Seems like whatever needed to be done is done to help him out. Now we wait...
Man this kid seems awesome and I really hope he can be our dude. Glad they caught it and got it fixed.
Know, just the same signals.
I was just joking that it's a slight positive
Mayo Clinic says recuperation time for an ablation is "up to eight weeks". So partial season participation may not be a pipe dream.
Yes if you are old and debilitated with significant health problems up to 8 weeks might be just right. He is young and healthy otherwise and between the time of his procedure and the Iowa State game is at least 6 weeks. That is plenty of time to recover.In fact he will likely only needs 4 weeks.
What does it take to determine that he has recovered?
Definitely, time for changes has come, and not just some piddlin' graduate assistants or such-like.
Look all this discussion is based upon the idea that this was an ablation procedure. No one has said it was so all my answers are mere conjecture.
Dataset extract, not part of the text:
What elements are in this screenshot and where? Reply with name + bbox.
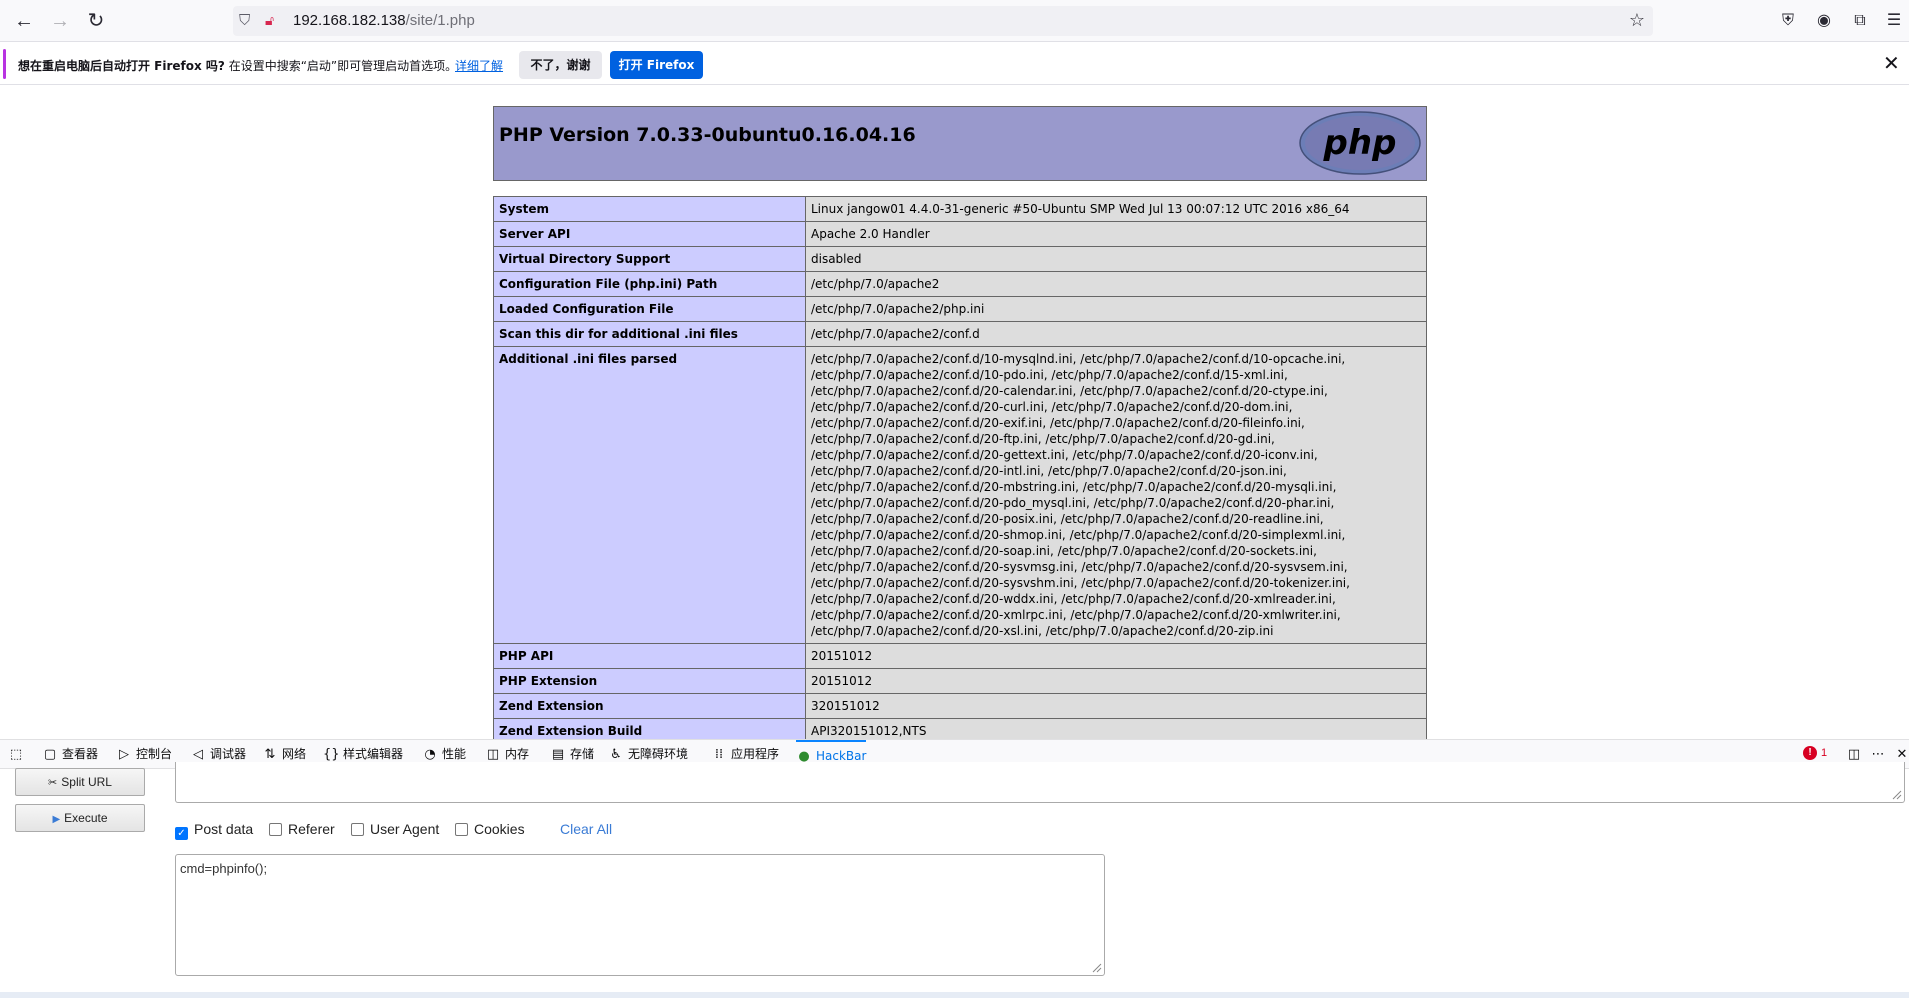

That being said he will need to pass serial EKG's and probably some form of a stress test.and an echo cardiogram along with the usual blood tests. This is fairly standard stuff.
The reason that I am at the company I am with is because I was recruited to launch a new antiarrhythmic over 10 years ago now. Verapamil (in various formulations) was one of my first meds when I entered this industry and there's not too many of us left around with dysrhythmia marketing experience. I'm not sure you can find anyone at all left in pharma with amiodarone marketing experience. There's plenty in the pacing device industry still around. I have worked with electrophysiologists in Oklahoma, North Texas, Arkansas, New Mexico, Colorado and about half of Louisiana. What always amused me about ablation therapy (for afib which was my primary indication) was how certain every card was about the efficacy of their technique and yet how often the procedure failed or produced sub-optimal results. Now it's been over a decade since the last time I was in the Heart Rhythm Institute and places like that so I'm certain that there's been some awesome advances and as you say, this is all speculation as to the procedure. The follow-up protocol you describe is familiar.
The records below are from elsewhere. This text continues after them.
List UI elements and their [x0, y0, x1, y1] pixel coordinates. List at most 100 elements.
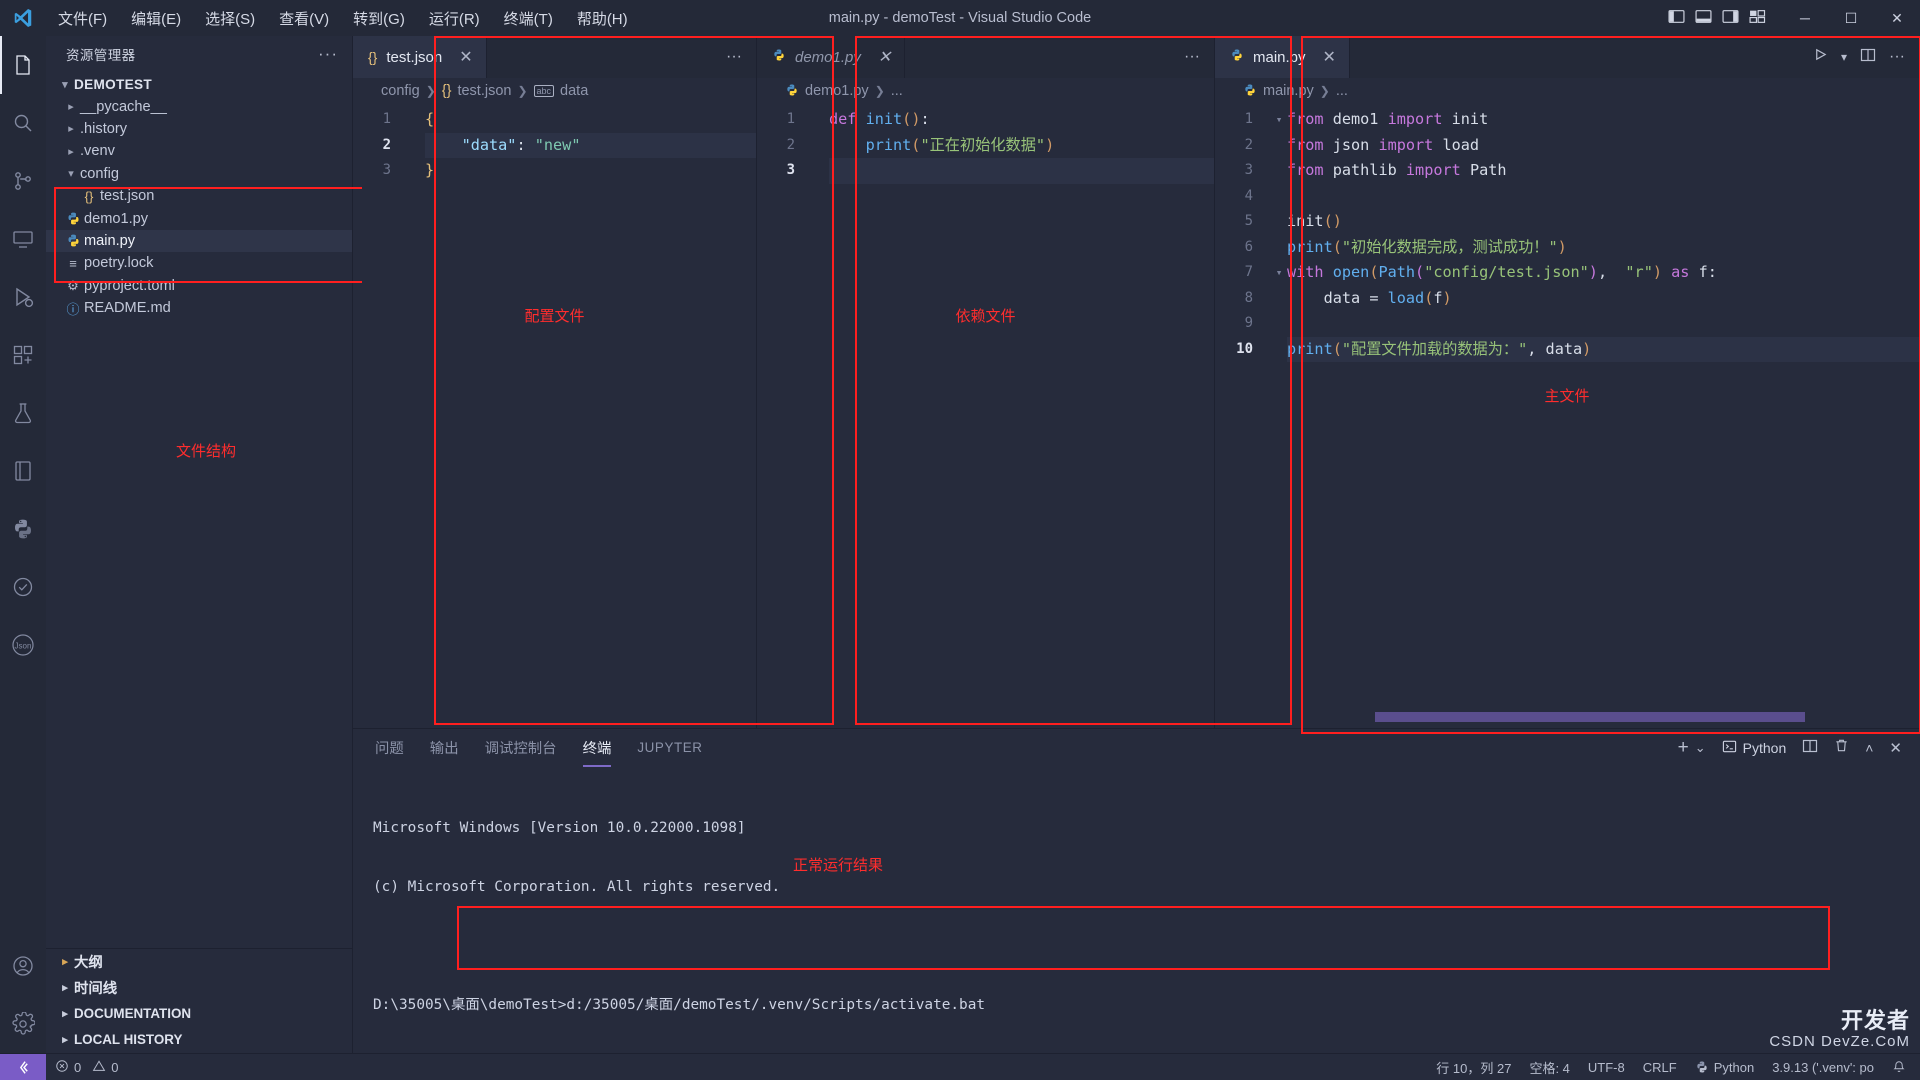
tree-item-test-json[interactable]: {} test.json [46, 185, 352, 207]
remote-indicator-icon[interactable] [0, 1053, 46, 1080]
remote-explorer-icon[interactable] [0, 210, 46, 268]
tab-problems[interactable]: 问题 [375, 729, 404, 767]
fold-gutter[interactable] [1271, 235, 1287, 261]
kill-terminal-icon[interactable] [1834, 738, 1849, 757]
group1-actions[interactable]: ··· [712, 36, 756, 78]
toggle-secondary-sidebar-icon[interactable] [1722, 8, 1739, 29]
tab-test-json[interactable]: {} test.json ✕ [353, 36, 487, 78]
run-play-icon[interactable] [1813, 47, 1828, 67]
code-editor-main-py[interactable]: 1 ▾ from demo1 import init 2 from json i… [1215, 104, 1919, 728]
sidebar-section-outline[interactable]: ▸ 大纲 [46, 949, 352, 975]
tree-item-poetry-lock[interactable]: ≡ poetry.lock [46, 252, 352, 274]
search-icon[interactable] [0, 94, 46, 152]
menu-view[interactable]: 查看(V) [267, 4, 341, 33]
status-encoding[interactable]: UTF-8 [1579, 1060, 1634, 1075]
fold-gutter[interactable] [1271, 286, 1287, 312]
chevron-down-icon[interactable]: ⌄ [1695, 740, 1706, 756]
testing-flask-icon[interactable] [0, 384, 46, 442]
menu-go[interactable]: 转到(G) [341, 4, 417, 33]
status-cursor-position[interactable]: 行 10，列 27 [1427, 1058, 1520, 1077]
breadcrumb-symbol[interactable]: data [560, 83, 588, 99]
chevron-down-icon[interactable]: ▾ [1841, 50, 1847, 64]
tab-close-icon[interactable]: ✕ [878, 47, 891, 67]
status-eol[interactable]: CRLF [1634, 1060, 1686, 1075]
maximize-panel-icon[interactable]: ˄ [1865, 740, 1873, 756]
split-terminal-icon[interactable] [1802, 738, 1818, 758]
menu-file[interactable]: 文件(F) [46, 4, 119, 33]
tree-item-config[interactable]: ▾ config [46, 163, 352, 185]
more-actions-icon[interactable]: ··· [1889, 48, 1905, 66]
menu-run[interactable]: 运行(R) [417, 4, 492, 33]
new-terminal-icon[interactable]: + [1678, 737, 1689, 759]
breadcrumb-folder[interactable]: config [381, 83, 420, 99]
editor-horizontal-scrollbar[interactable] [1375, 712, 1805, 722]
breadcrumb-group1[interactable]: config ❯ {} test.json ❯ abc data [353, 78, 756, 104]
breadcrumb-file[interactable]: demo1.py [805, 83, 869, 99]
sidebar-section-local-history[interactable]: ▸ LOCAL HISTORY [46, 1027, 352, 1053]
sidebar-section-documentation[interactable]: ▸ DOCUMENTATION [46, 1001, 352, 1027]
maximize-button[interactable]: ☐ [1828, 0, 1874, 36]
close-button[interactable]: ✕ [1874, 0, 1920, 36]
breadcrumb-file[interactable]: test.json [457, 83, 511, 99]
tree-item-venv[interactable]: ▸ .venv [46, 140, 352, 162]
panel-actions[interactable]: + ⌄ Python ˄ ✕ [1678, 737, 1920, 759]
more-actions-icon[interactable]: ··· [1184, 48, 1200, 66]
menu-edit[interactable]: 编辑(E) [119, 4, 193, 33]
tree-item-pycache[interactable]: ▸ __pycache__ [46, 95, 352, 117]
layout-controls[interactable] [1668, 8, 1782, 29]
status-language-mode[interactable]: Python [1686, 1060, 1763, 1075]
tree-item-demo1-py[interactable]: demo1.py [46, 207, 352, 229]
menu-terminal[interactable]: 终端(T) [492, 4, 565, 33]
fold-gutter[interactable]: ▾ [1271, 107, 1287, 133]
fold-gutter[interactable] [409, 107, 425, 133]
breadcrumb-symbol[interactable]: ... [1336, 83, 1348, 99]
breadcrumb-group3[interactable]: main.py ❯ ... [1215, 78, 1919, 104]
fold-gutter[interactable] [1271, 158, 1287, 184]
fold-gutter[interactable] [813, 158, 829, 184]
group2-actions[interactable]: ··· [1170, 36, 1214, 78]
fold-gutter[interactable] [409, 133, 425, 159]
json-icon[interactable]: Json [0, 616, 46, 674]
tab-close-icon[interactable]: ✕ [1323, 47, 1336, 67]
menu-help[interactable]: 帮助(H) [565, 4, 640, 33]
breadcrumb-symbol[interactable]: ... [891, 83, 903, 99]
tab-demo1-py[interactable]: demo1.py ✕ [757, 36, 906, 78]
fold-gutter[interactable] [1271, 337, 1287, 363]
code-editor-test-json[interactable]: 1 { 2 "data": "new" 3} 配置文件 [353, 104, 756, 728]
tab-jupyter[interactable]: JUPYTER [637, 732, 702, 764]
breadcrumb-file[interactable]: main.py [1263, 83, 1314, 99]
file-tree[interactable]: ▾ DEMOTEST ▸ __pycache__ ▸ .history ▸ .v… [46, 71, 352, 948]
settings-gear-icon[interactable] [0, 995, 46, 1053]
code-editor-demo1-py[interactable]: 1 def init(): 2 print("正在初始化数据") 3 依赖文件 [757, 104, 1214, 728]
tab-terminal[interactable]: 终端 [582, 729, 611, 767]
fold-gutter[interactable] [1271, 311, 1287, 337]
tab-debug-console[interactable]: 调试控制台 [485, 729, 557, 767]
breadcrumb-group2[interactable]: demo1.py ❯ ... [757, 78, 1214, 104]
more-actions-icon[interactable]: ··· [726, 48, 742, 66]
minimize-button[interactable]: ─ [1782, 0, 1828, 36]
split-editor-icon[interactable] [1860, 47, 1876, 68]
sidebar-section-timeline[interactable]: ▸ 时间线 [46, 975, 352, 1001]
status-bell-icon[interactable] [1883, 1060, 1920, 1074]
tree-item-main-py[interactable]: main.py [46, 229, 352, 253]
toggle-primary-sidebar-icon[interactable] [1668, 8, 1685, 29]
run-debug-icon[interactable] [0, 268, 46, 326]
fold-gutter[interactable] [1271, 184, 1287, 210]
fold-gutter[interactable] [409, 158, 425, 184]
terminal-output[interactable]: Microsoft Windows [Version 10.0.22000.10… [353, 766, 1920, 1053]
toggle-panel-icon[interactable] [1695, 8, 1712, 29]
status-interpreter[interactable]: 3.9.13 ('.venv': po [1763, 1060, 1883, 1075]
notebook-icon[interactable] [0, 442, 46, 500]
close-panel-icon[interactable]: ✕ [1889, 739, 1902, 757]
tab-close-icon[interactable]: ✕ [459, 47, 472, 67]
status-indentation[interactable]: 空格: 4 [1520, 1058, 1578, 1077]
menu-bar[interactable]: 文件(F) 编辑(E) 选择(S) 查看(V) 转到(G) 运行(R) 终端(T… [46, 4, 640, 33]
tab-output[interactable]: 输出 [430, 729, 459, 767]
explorer-icon[interactable] [0, 36, 46, 94]
fold-gutter[interactable] [1271, 209, 1287, 235]
tab-main-py[interactable]: main.py ✕ [1215, 36, 1350, 78]
terminal-shell-selector[interactable]: Python [1722, 739, 1786, 757]
group3-actions[interactable]: ▾ ··· [1798, 36, 1919, 78]
python-env-icon[interactable] [0, 500, 46, 558]
tree-item-history[interactable]: ▸ .history [46, 118, 352, 140]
so what you are saying is there is a chance you and your team in the next three weeks can develop a pill to fix max?
WPW is a different from ordinary arrhythmias in that it is a tract of conductive cells that bring an electrical charge from the upper heart down to the lower heart out side the normal pathway. Where as other types of arrhythmias are irritable foci that are often very difficult to find and ablate.
WPW can be fatal. However severing the tract cuts off the connection and stops the problem. Now the idea that Duggan has this is that it is congenital and it fits the scenario. Yes these procedures for ablation have come a long way, failures still do occur. However finding and cutting the tract of WPW is not nearly as difficult as irritable foci tracking and then obliterating.
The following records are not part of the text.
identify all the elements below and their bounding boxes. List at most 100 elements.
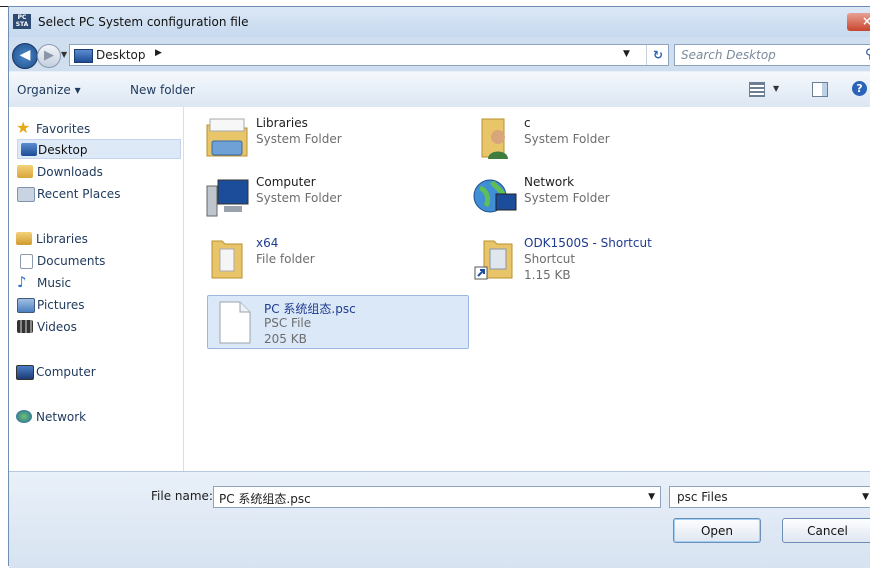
organize-menu-button[interactable]: Organize ▾: [17, 83, 81, 97]
shortcut-folder-icon: [472, 235, 518, 281]
sidebar-item-computer[interactable]: Computer: [16, 362, 96, 382]
breadcrumb-chevron-icon[interactable]: ▶: [155, 48, 162, 58]
help-icon[interactable]: ?: [852, 81, 867, 96]
app-logo-icon: PC STA: [13, 14, 31, 29]
cancel-button[interactable]: Cancel: [782, 518, 870, 543]
sidebar-item-label: Pictures: [37, 298, 85, 312]
file-item-c[interactable]: c System Folder: [468, 112, 730, 166]
address-bar[interactable]: Desktop ▶ ▼ ↻: [69, 44, 669, 66]
sidebar-item-label: Favorites: [36, 122, 91, 136]
folder-icon: [204, 235, 250, 281]
desktop-icon: [74, 49, 93, 63]
search-icon[interactable]: ⚲: [865, 47, 870, 62]
address-dropdown-icon[interactable]: ▼: [623, 49, 630, 59]
item-name: Network: [524, 175, 575, 189]
sidebar-item-label: Videos: [37, 320, 77, 334]
search-placeholder: Search Desktop: [681, 48, 776, 62]
window-title: Select PC System configuration file: [38, 15, 249, 29]
item-name: Libraries: [256, 116, 308, 130]
item-name: x64: [256, 236, 279, 250]
file-type-dropdown-icon[interactable]: ▼: [862, 492, 869, 502]
item-name: c: [524, 116, 531, 130]
file-dialog-window: PC STA Select PC System configuration fi…: [8, 6, 870, 568]
file-type-value[interactable]: psc Files: [677, 490, 728, 504]
network-globe-icon: [472, 174, 518, 220]
libraries-icon: [16, 232, 32, 245]
recent-pages-dropdown-icon[interactable]: ▼: [61, 50, 67, 59]
change-view-icon[interactable]: [749, 82, 765, 97]
desktop-icon: [21, 143, 37, 156]
sidebar-item-videos[interactable]: Videos: [17, 317, 77, 337]
item-type: File folder: [256, 252, 315, 266]
document-file-icon: [212, 299, 258, 345]
refresh-icon[interactable]: ↻: [646, 45, 669, 65]
sidebar-item-label: Network: [36, 410, 87, 424]
item-name: PC 系统组态.psc: [264, 302, 356, 316]
back-button[interactable]: ◀: [12, 43, 38, 69]
file-item-computer[interactable]: Computer System Folder: [200, 171, 462, 225]
item-type: System Folder: [524, 132, 610, 146]
new-folder-button[interactable]: New folder: [130, 83, 195, 97]
sidebar-item-libraries[interactable]: Libraries: [16, 229, 88, 249]
item-size: 205 KB: [264, 332, 307, 346]
search-input[interactable]: Search Desktop ⚲: [674, 44, 870, 66]
computer-icon: [16, 365, 34, 380]
sidebar-item-documents[interactable]: Documents: [20, 251, 106, 271]
file-item-network[interactable]: Network System Folder: [468, 171, 730, 225]
item-name: ODK1500S - Shortcut: [524, 236, 652, 250]
item-size: 1.15 KB: [524, 268, 571, 282]
music-icon: ♪: [17, 273, 27, 291]
star-icon: ★: [16, 118, 31, 137]
command-toolbar: Organize ▾ New folder ▼ ?: [9, 71, 870, 109]
sidebar-item-label: Downloads: [37, 165, 103, 179]
item-type: PSC File: [264, 316, 312, 330]
title-bar: PC STA Select PC System configuration fi…: [9, 7, 870, 37]
item-name: Computer: [256, 175, 316, 189]
file-item-x64[interactable]: x64 File folder: [200, 232, 462, 286]
view-options-dropdown-icon[interactable]: ▼: [773, 84, 779, 93]
sidebar-item-pictures[interactable]: Pictures: [17, 295, 85, 315]
sidebar-item-desktop[interactable]: Desktop: [17, 139, 181, 159]
sidebar-item-favorites[interactable]: ★ Favorites: [16, 119, 91, 139]
file-name-label: File name:: [151, 489, 213, 503]
forward-button[interactable]: ▶: [37, 44, 61, 68]
sidebar-item-music[interactable]: ♪ Music: [17, 273, 72, 293]
file-item-odk1500s-shortcut[interactable]: ODK1500S - Shortcut Shortcut 1.15 KB: [468, 232, 730, 286]
navigation-pane: ★ Favorites Desktop Downloads Recent Pla…: [9, 107, 184, 471]
sidebar-item-label: Desktop: [38, 143, 88, 157]
sidebar-item-downloads[interactable]: Downloads: [17, 162, 103, 182]
computer-icon: [204, 174, 250, 220]
user-folder-icon: [472, 115, 518, 161]
videos-icon: [17, 320, 33, 333]
sidebar-item-label: Recent Places: [37, 187, 121, 201]
file-name-value[interactable]: PC 系统组态.psc: [219, 490, 311, 507]
sidebar-item-network[interactable]: Network: [16, 407, 87, 427]
preview-pane-icon[interactable]: [812, 82, 828, 97]
recent-places-icon: [17, 187, 35, 202]
close-button[interactable]: ×: [847, 13, 870, 31]
sidebar-item-label: Documents: [37, 254, 106, 268]
file-name-dropdown-icon[interactable]: ▼: [648, 492, 655, 502]
navigation-bar: ◀ ▶ ▼ Desktop ▶ ▼ ↻ Search Desktop ⚲: [9, 37, 870, 71]
file-type-select[interactable]: psc Files ▼: [669, 486, 870, 508]
documents-icon: [20, 254, 33, 269]
item-type: System Folder: [256, 191, 342, 205]
sidebar-item-label: Music: [37, 276, 72, 290]
sidebar-item-label: Libraries: [36, 232, 88, 246]
item-type: System Folder: [256, 132, 342, 146]
sidebar-item-label: Computer: [36, 365, 96, 379]
file-list: Libraries System Folder c System Folder …: [184, 107, 870, 471]
sidebar-item-recent-places[interactable]: Recent Places: [17, 184, 121, 204]
downloads-folder-icon: [17, 165, 33, 178]
item-type: System Folder: [524, 191, 610, 205]
file-item-psc[interactable]: PC 系统组态.psc PSC File 205 KB: [207, 295, 469, 349]
libraries-folder-icon: [204, 115, 250, 161]
pictures-icon: [17, 298, 35, 313]
file-name-field[interactable]: PC 系统组态.psc ▼: [213, 486, 661, 508]
open-button[interactable]: Open: [673, 518, 761, 543]
file-item-libraries[interactable]: Libraries System Folder: [200, 112, 462, 166]
dialog-footer: File name: PC 系统组态.psc ▼ psc Files ▼ Ope…: [9, 471, 870, 568]
address-location[interactable]: Desktop: [96, 48, 146, 62]
item-type: Shortcut: [524, 252, 576, 266]
network-icon: [16, 410, 32, 423]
fair enough, how and appreciate the info from you and palliative.
how about something simpler like a tablet to help the frogs put the ball in play when they have a runner on third with less than two outs?
oh, i know it is you who has been jamming needles in the right elbow of an osuna voodoo doll
I don't even know what's wrong with him but if I cared at all about MLB this year I'm sure I'd be delighted that he's not able to put on a uniform.